Wolbachia-carrying mosquitoes to be released to curb dengue in Nha Trang

Saturday, February 11, 2017, 12:14 GMT+7

The Vietnamese Ministry of Heath has given the go-ahead for a plan to release over one million mosquitoes carrying the bacterium Wolbachia in Nha Trang City to establish a stable population of the dengue-neutralizing insects.

This is part of the Eliminate Dengue Program in Vietnam, funded by Monash University in Melbourne, Australia, and overseen by Vietnam's National Institute of Hygiene and Epidemiology.

The plan looks to release between one and 1.4 million Wolbachia-infected yellow fever mosquitoes, also known as the Aedes aegypti, a common transmitter of dengue fever, in the south-central city, the capital of Khanh Hoa Province.

Dengue fever is a mosquito-borne infectious disease, with symptoms including fever, headache, muscle and joint pain and a characteristic skin rash similar to measles, according to the World Health Organization.

The disease may develop into life-threatening conditions in a small proportion of cases, resulting in bleeding, low levels of blood platelets, blood plasma leakage, or low blood pressure.

Wolbachia is an endosymbiotic bacterium that, once infected, has been found to shorten the lifespan of Aedes aegypti mosquitoes while partially or entirely blocking them from contracting the dengue virus, according to research scientists at Monash University.

The Wolbachia-carrying mosquitoes will be deployed in the urban wards of Vinh Phuoc, Vinh Tho, Vinh Truong and Phuoc Long, where there are 12,600 households with a population of nearly 56,000.

The mosquitoes will be released gradually over the course of between 12 and 18 weeks, likely starting next month, and are expected to multiply and make up at least 70 percent of the local Aedes aegypti mosquito count three months after the release, according to Ministry of Health estimates.

However, the date of release has not yet been set by the administration of Khanh Hoa, according to Le Tan Phung, deputy director of the provincial Department of Health.

Officials are still working to disseminate knowledge about the mosquitoes and the program to locals in areas to be affected by the release, while pooling their opinion on the issue, Phung said.

In 2013, Wolbachia-infected Aedes aegypti mosquitoes were released on the small island of Tri Nguyen off the Nha Trang coast to test how they would grow and replace the endemic population.

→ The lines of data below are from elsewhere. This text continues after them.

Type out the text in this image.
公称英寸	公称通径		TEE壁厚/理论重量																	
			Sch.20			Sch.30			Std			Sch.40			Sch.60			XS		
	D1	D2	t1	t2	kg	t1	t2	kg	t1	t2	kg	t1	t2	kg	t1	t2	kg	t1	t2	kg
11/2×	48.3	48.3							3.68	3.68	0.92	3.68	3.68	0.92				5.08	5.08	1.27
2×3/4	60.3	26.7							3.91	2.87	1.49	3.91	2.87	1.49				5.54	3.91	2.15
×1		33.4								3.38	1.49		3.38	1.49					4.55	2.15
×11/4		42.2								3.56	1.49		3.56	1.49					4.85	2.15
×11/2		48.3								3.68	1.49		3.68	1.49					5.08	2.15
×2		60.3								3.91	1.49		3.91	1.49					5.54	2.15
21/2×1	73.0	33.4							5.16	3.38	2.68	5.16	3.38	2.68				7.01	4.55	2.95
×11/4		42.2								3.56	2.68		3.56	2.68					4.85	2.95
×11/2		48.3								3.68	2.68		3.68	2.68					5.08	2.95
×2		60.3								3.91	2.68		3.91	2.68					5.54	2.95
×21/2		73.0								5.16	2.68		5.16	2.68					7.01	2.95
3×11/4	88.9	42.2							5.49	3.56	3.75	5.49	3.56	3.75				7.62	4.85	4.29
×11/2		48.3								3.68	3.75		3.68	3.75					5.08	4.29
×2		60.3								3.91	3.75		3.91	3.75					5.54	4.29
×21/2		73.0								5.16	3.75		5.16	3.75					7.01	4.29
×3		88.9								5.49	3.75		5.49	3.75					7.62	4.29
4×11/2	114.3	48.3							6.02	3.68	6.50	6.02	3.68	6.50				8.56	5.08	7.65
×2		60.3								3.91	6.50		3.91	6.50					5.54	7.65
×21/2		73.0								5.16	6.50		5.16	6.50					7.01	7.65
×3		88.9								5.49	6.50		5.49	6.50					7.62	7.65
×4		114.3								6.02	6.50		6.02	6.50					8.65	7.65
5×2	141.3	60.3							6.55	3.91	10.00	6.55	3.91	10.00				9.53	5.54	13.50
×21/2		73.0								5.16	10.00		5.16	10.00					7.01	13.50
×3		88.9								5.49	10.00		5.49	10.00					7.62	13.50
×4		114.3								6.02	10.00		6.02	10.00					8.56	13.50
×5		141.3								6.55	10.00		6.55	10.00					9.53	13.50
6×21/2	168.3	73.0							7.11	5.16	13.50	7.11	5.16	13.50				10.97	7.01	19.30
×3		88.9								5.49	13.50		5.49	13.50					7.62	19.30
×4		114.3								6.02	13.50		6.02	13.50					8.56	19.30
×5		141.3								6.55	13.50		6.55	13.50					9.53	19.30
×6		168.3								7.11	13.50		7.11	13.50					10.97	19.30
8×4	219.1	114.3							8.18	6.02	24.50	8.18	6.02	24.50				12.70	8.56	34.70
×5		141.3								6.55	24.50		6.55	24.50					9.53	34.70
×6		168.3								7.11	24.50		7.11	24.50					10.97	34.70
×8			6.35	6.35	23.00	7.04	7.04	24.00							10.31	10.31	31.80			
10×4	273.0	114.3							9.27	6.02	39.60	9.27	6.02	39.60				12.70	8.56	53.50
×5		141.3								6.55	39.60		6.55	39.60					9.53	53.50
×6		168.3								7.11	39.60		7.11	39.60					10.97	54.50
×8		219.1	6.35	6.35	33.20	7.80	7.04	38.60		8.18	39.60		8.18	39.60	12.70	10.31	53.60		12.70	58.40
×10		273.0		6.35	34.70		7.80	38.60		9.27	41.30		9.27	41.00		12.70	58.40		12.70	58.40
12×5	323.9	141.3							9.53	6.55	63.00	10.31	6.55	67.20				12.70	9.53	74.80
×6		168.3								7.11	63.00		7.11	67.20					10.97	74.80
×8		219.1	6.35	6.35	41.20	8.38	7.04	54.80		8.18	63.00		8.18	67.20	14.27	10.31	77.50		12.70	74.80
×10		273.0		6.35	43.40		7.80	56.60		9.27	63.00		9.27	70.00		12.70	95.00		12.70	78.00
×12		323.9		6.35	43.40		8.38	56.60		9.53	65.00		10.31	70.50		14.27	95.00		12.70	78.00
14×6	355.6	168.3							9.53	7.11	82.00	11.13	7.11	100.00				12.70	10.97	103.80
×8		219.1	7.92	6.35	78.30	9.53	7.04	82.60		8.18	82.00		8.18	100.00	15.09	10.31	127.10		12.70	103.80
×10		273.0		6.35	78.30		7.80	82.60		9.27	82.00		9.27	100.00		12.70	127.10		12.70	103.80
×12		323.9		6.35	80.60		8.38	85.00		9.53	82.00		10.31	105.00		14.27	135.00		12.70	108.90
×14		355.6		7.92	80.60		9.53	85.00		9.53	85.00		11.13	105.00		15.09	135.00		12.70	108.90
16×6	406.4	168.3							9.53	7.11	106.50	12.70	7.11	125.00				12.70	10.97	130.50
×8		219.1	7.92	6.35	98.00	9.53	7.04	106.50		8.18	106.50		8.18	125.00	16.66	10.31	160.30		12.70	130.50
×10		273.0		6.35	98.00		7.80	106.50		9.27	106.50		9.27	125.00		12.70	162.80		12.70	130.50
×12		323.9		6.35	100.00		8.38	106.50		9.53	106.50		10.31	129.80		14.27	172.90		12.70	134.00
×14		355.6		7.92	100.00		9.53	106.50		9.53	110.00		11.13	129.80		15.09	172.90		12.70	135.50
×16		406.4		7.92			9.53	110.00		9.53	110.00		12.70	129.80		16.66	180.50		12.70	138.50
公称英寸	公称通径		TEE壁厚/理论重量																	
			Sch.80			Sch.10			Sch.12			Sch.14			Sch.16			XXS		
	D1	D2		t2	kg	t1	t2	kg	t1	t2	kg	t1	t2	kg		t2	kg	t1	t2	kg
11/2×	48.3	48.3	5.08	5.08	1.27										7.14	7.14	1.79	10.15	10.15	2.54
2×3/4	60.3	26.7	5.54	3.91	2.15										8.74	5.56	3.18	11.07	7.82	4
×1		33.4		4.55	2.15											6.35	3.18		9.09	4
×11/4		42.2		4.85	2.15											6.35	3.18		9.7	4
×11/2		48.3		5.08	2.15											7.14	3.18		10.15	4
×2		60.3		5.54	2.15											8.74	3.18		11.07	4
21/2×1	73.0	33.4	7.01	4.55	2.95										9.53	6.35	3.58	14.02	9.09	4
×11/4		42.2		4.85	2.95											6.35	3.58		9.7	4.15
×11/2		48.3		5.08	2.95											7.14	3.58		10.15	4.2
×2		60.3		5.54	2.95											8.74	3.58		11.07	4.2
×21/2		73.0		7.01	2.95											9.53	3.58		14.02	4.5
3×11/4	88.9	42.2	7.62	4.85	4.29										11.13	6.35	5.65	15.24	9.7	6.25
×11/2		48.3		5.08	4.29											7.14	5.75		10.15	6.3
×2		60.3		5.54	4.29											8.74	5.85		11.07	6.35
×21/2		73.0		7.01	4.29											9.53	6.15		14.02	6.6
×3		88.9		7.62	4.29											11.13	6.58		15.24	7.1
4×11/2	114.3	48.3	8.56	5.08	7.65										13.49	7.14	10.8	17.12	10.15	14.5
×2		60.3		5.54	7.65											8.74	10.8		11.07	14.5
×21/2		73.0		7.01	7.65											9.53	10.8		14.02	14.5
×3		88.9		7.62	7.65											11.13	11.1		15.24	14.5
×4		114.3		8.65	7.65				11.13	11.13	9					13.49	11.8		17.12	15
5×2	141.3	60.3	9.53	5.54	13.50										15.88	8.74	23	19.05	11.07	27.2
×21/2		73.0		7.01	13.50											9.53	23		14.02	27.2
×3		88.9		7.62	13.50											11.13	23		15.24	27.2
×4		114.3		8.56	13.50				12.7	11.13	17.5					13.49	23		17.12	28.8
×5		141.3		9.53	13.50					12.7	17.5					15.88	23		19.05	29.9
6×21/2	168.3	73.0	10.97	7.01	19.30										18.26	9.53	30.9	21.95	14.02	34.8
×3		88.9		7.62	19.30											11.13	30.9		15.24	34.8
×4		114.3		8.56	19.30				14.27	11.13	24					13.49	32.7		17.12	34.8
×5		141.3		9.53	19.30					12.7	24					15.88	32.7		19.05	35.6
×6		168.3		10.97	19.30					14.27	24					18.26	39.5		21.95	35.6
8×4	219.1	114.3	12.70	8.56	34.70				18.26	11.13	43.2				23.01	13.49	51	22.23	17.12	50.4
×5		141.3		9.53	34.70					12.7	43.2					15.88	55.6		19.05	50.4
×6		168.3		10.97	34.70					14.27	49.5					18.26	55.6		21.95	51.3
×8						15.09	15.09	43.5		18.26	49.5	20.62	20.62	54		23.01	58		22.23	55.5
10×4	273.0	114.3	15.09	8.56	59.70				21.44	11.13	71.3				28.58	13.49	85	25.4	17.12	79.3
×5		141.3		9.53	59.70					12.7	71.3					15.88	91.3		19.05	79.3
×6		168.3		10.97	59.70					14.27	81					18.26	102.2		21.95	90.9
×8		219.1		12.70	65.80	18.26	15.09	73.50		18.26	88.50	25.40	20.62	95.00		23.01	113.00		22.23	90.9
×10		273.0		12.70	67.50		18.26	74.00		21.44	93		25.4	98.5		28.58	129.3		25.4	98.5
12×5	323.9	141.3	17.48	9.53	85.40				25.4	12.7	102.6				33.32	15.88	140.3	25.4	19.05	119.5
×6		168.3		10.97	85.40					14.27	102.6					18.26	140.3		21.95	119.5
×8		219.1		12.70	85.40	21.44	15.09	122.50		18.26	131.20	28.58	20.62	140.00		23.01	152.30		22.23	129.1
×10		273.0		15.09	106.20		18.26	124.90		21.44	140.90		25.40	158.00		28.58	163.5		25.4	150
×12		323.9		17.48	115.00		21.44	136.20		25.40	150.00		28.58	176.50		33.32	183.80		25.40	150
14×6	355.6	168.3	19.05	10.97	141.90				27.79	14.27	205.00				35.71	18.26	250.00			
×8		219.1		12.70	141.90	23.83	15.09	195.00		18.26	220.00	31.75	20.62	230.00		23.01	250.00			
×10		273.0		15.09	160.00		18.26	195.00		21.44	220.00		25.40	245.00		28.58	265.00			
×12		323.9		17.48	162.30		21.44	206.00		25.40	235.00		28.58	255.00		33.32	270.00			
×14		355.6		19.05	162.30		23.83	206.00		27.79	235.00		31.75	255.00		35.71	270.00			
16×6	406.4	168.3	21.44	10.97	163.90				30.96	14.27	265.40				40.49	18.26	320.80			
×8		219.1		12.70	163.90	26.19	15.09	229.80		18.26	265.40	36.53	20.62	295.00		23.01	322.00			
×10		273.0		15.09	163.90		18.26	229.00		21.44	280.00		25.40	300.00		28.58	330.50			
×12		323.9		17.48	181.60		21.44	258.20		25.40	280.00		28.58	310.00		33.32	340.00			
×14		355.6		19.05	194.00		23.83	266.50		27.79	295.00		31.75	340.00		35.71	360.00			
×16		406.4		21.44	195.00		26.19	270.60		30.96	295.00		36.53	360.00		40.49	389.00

By the beginning of December 2014, over 90 percent of the mosquito population on Tri Nguyen Island had been replaced with the Wolbachia-carrying ones, according to the Eliminate Dengue Program.

Vietnam is among the countries hit hardest by dengue fever, which affected nearly 45,000 people in 53 of the country’s 63 provinces and cities in the first nine months of 2015, and killed at least 28 people, the Ministry of Health said.